Martin searched around in his pockets for a Xanax, forgetting about the gaping hole. “I have some ideas,” Martin said.
“Tell me about them. I need the conversation to keep me from falling asleep at the wheel.”
Sunset Blvd. was empty, other than the lights. The lights were always there, blinking, pulsating, throbbing. Schwartz thought they made sure you were aware that your city was more important than it seemed, like a child throwing a temper tantrum to get its parents’ diffused attention. The city was as needy as the people living in it. Los Angeles always needs approval and acceptance.
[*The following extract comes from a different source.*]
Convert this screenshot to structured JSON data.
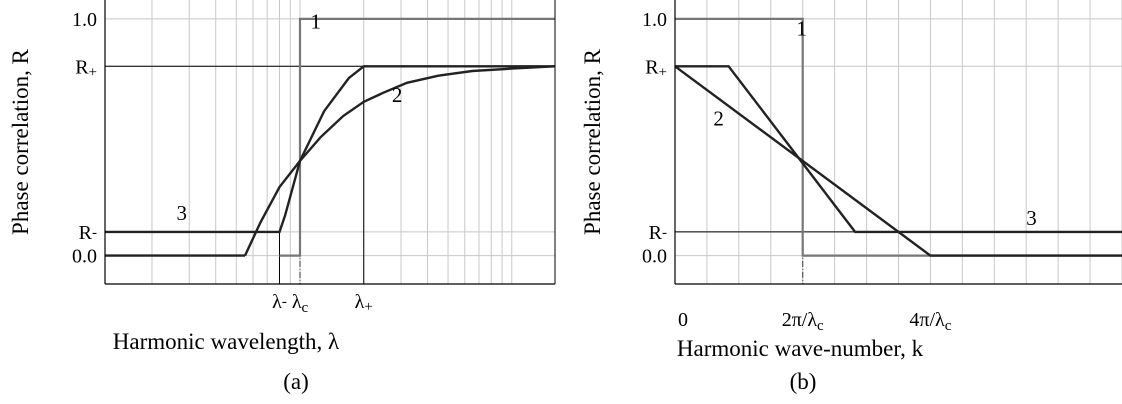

You love LA. You really do. Don’t forget to call LA on its birthday. Tell LA how hot it looks in that dress. Ignore the pimple on LA’s ass. LA’s mom is a real bitch, but don’t let that get you down. LA loves you too.
“You’re not saying anything,” Schwartz barked at Martin. “You want this car to plow into that Arby’s or what?”
“I’m thinking.”
“I thought cocaine made you gloriously verbose and charming”
“I guess you were wrong.”
“I’m taking surface streets the whole way. Do you mind?”
“Yes.”
Schwartz drove through the void and they didn’t say another word.